Nevertheless, an excavation conducted in 1902-1903 by George A. Reisner at a cemetery of Naga-ed-Der in Middle Egypt found four pleated dresses from Tomb 94 that are now found in the Museum of Fine Arts in Boston.

The most distinctive and famous garment worn by the ancient Egyptian women is the long sheath-like garment that was held up by two straps behind the neck. By the time of the Middle Kingdom,  the dress was often decorated with colourful collars or a pleated and fringed robe.

Wealthy women also lavished their dress with extra details using feather, embroidery, sequin and pieces of jewellery.

Queen Nefertari depicted in a white sheath dress in her tomb in Luxor.
Photo source:


Ancient Egyptian influences in modern fashion. Temperly London at London Fashion Week 2013.

There was also the bead-net dress that ancient Egyptian women mostly wore during festivals. A model was discovered inside a 5th/6th dynasty tomb near the city of Qau. Many writers and researchers have gone on to say, that after the emergence of Tutankhamun’s tomb and the subsequent egyptomania, the beaded dress played a role in influencing 1920s fashion in Europe.

Ancient Egyptian beaded dress in the left, and Marion Wulz in the 1920s
1920’s fashion – Beaded dress with ancient Egyptian detailing

Both men and women in ancient Egypt also wore make-up. The red colour on the lips worn by women today could be inspired by the ancient Egyptians mixing red ochre and ointment to make lip balm.

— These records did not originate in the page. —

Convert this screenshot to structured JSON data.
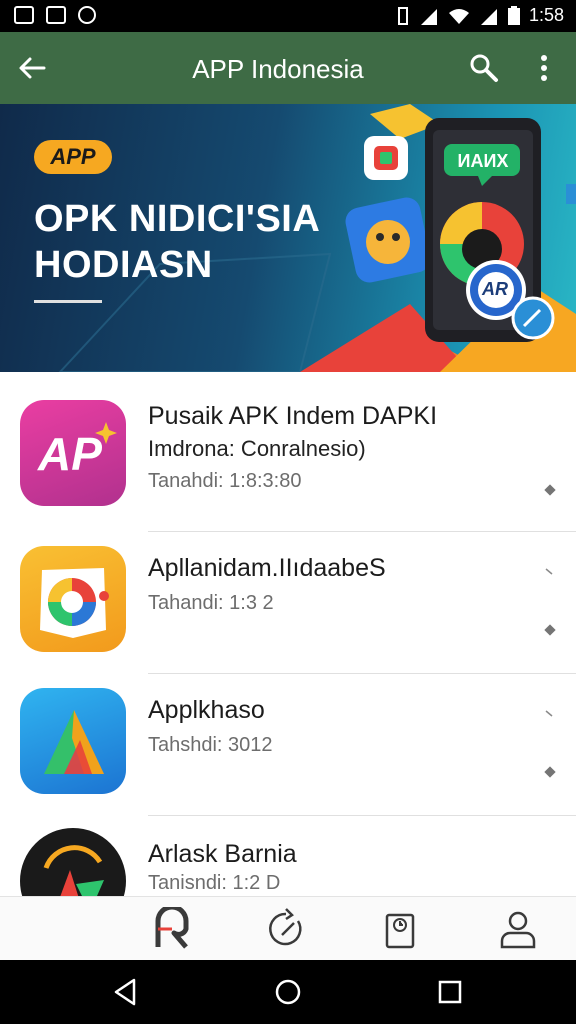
{
  "status_bar": {
    "time": "1:58"
  },
  "app_bar": {
    "title": "APP Indonesia",
    "back_icon": "arrow-left-icon",
    "search_icon": "search-icon",
    "more_icon": "more-vert-icon"
  },
  "banner": {
    "badge": "APP",
    "headline_line1": "OPK NIDICI'SIA",
    "headline_line2": "HODIASN",
    "phone_label": "ИAИX",
    "phone_badge": "AR"
  },
  "apps": [
    {
      "name": "Pusaik APK Indem DAPKI",
      "subtitle": "Imdrona: Conralnesio)",
      "date": "Tanahdi: 1:8:3:80",
      "icon": "ap-logo-icon",
      "icon_text": "AP",
      "icon_colors": [
        "#e0359a",
        "#b52e8a"
      ]
    },
    {
      "name": "Apllanidam.IIıdaabeS",
      "subtitle": "",
      "date": "Tahandi: 1:3 2",
      "icon": "chrome-ring-icon",
      "icon_colors": [
        "#f7b42c",
        "#f39a1e"
      ]
    },
    {
      "name": "Applkhaso",
      "subtitle": "",
      "date": "Tahshdi: 3012",
      "icon": "triangle-a-icon",
      "icon_colors": [
        "#2aa3e8",
        "#1d7bd6"
      ]
    },
    {
      "name": "Arlask Barnia",
      "subtitle": "",
      "date": "Tanisndi: 1:2 D",
      "icon": "av-logo-icon",
      "icon_colors": [
        "#1a1a1a"
      ]
    }
  ],
  "bottom_nav": [
    {
      "name": "home",
      "icon": "home-r-icon"
    },
    {
      "name": "updates",
      "icon": "refresh-icon"
    },
    {
      "name": "downloads",
      "icon": "clipboard-icon"
    },
    {
      "name": "profile",
      "icon": "person-icon"
    }
  ],
  "system_nav": [
    "back-triangle-icon",
    "home-circle-icon",
    "recents-square-icon"
  ],
  "colors": {
    "app_bar": "#3e6b45",
    "accent_orange": "#f6a821",
    "divider": "#e0e0e0"
  }
}
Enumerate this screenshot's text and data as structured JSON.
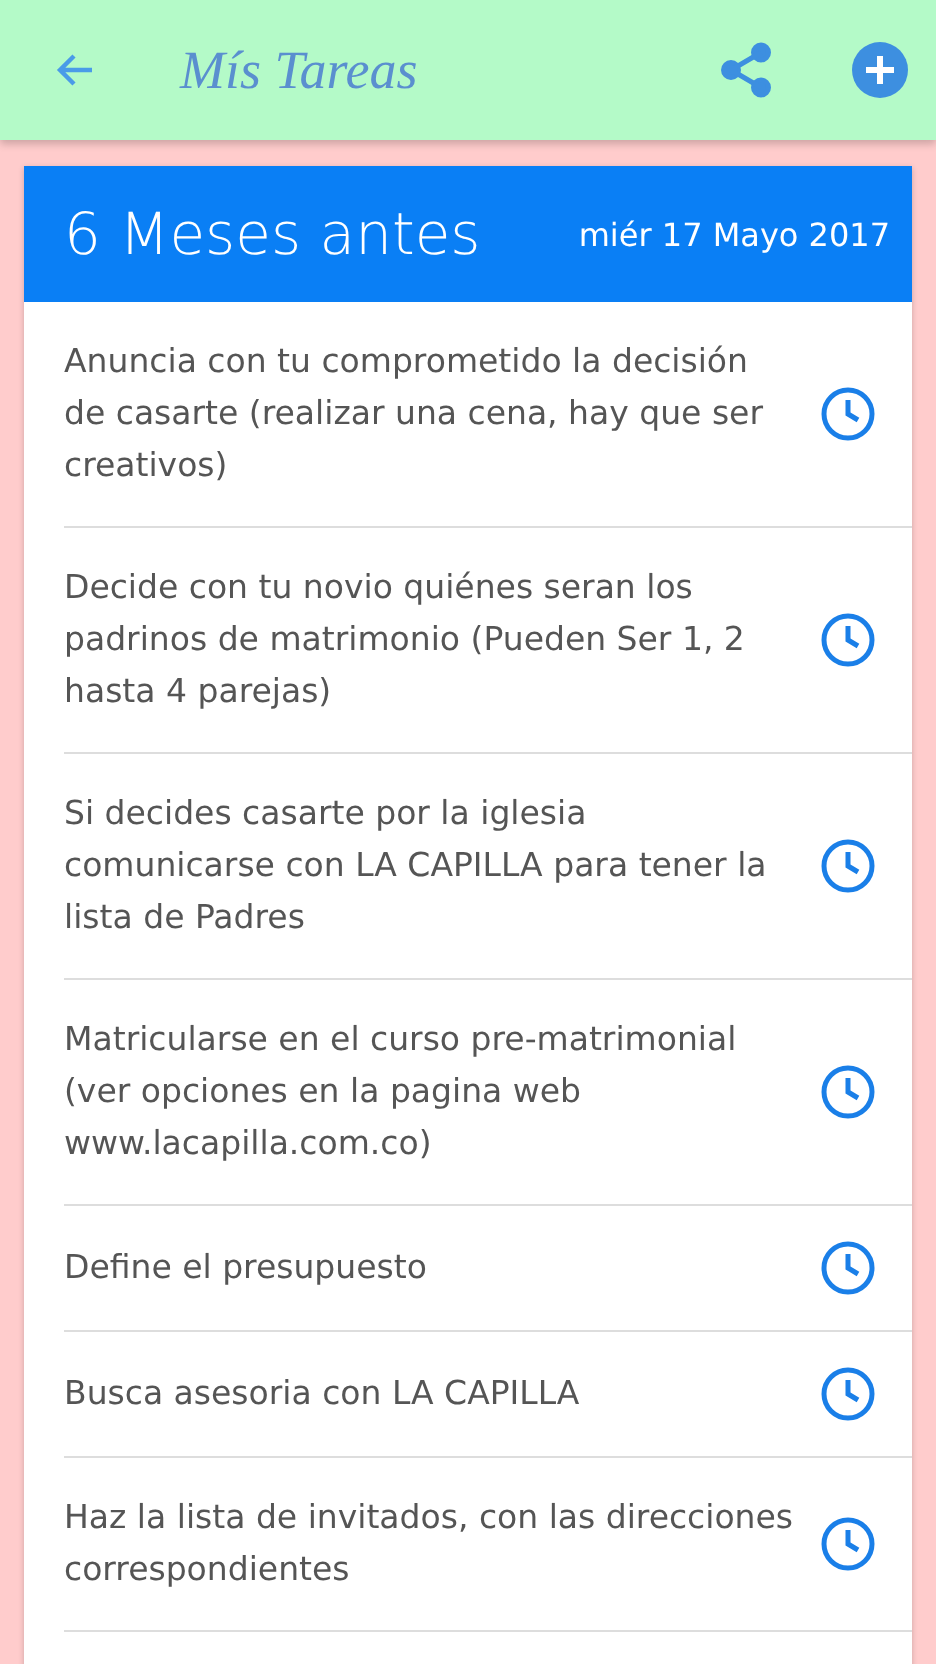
{
  "app_bar": {
    "title": "Mís Tareas"
  },
  "section": {
    "title": "6 Meses antes",
    "date": "miér 17 Mayo 2017"
  },
  "tasks": [
    {
      "text": "Anuncia con tu comprometido la decisión de casarte (realizar una cena, hay que ser creativos)"
    },
    {
      "text": "Decide con tu novio quiénes seran los padrinos de matrimonio (Pueden Ser 1, 2 hasta 4 parejas)"
    },
    {
      "text": "Si decides casarte por la iglesia comunicarse con LA CAPILLA para tener la lista de Padres"
    },
    {
      "text": "Matricularse en el curso pre-matrimonial (ver opciones en la pagina web www.lacapilla.com.co)"
    },
    {
      "text": "Define el presupuesto"
    },
    {
      "text": "Busca asesoria con LA CAPILLA"
    },
    {
      "text": "Haz la lista de invitados, con las direcciones correspondientes"
    }
  ]
}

The cosmetic powders were conserved and well-kept in containers made of stone, ceramic, wood and reed, which are housed in the Egyptian department of the Louvre museum in Paris.

Malachite, a bright green mineral, was used for blue and green eyeshadow, and kohl, a black powdery substance, was used by the Egyptians as eyeliner, which still appeals to modern day fashion.

Detail of Colossal Head of Ramses II from Abydos Egypt, ca. 1290 – 1224 BCE, At the University of Pennsylvania Museum

Taking care of the hair was also incredibly important, as it was regarded as a ‘representation of the self’, as researcher Geoffrey John Tassie notes. Different hairstyles were used as a way of establishing status, with longer hair being a symbol of power and divinity.

As such, Egyptians developed wigs that were worn by women and men alike. Often, Egyptians would wear ‘perfume cones’ on top of the wigs: these were made from animal fat or wax and laced with sweet-smelling oils.

Male wig. British Museum.

In regards to jewellery, all classes in Egyptian society wore jewelled collars made of beads, including armbands, anklets and bracelets.

Usekh of princess Neferuptah, 12th Dynasty

The amount of jewellery a person wore was often an indicator of their social status or wealth, yet even the poor in Egyptian society adorned themselves with as much jewels as they could.

Both gold and silver were sought after, with silver being more rare and expensive than the gold. According to Egyptian religious mythology, the god’s skin was made of gold, their bones from silver and their hair from turquoise. As such, it was no surprise that Egyptian rulers paid much attention to their appearances and to the appearance of the gods and goddesses. Statues of the latter were often meticulously decorated and adorning colorful, high-quality clothing as well.

In the modern day, Egyptian motifs and patterns have taken the international fashion world by storm. Hollywood stars like Beyonce and Katy Perry use Egyptian elements in their work as well as various clothing designers. Among the multitude of shapes and motifs, the ‘eye of Horus’, Egyptian cats, the winged sun-disc and the the cobra are most popular.

This splendid civilization did not just give the world knowledge in science, mathematics, religion and governance, but also passed on its dazzling  style and artistic influence.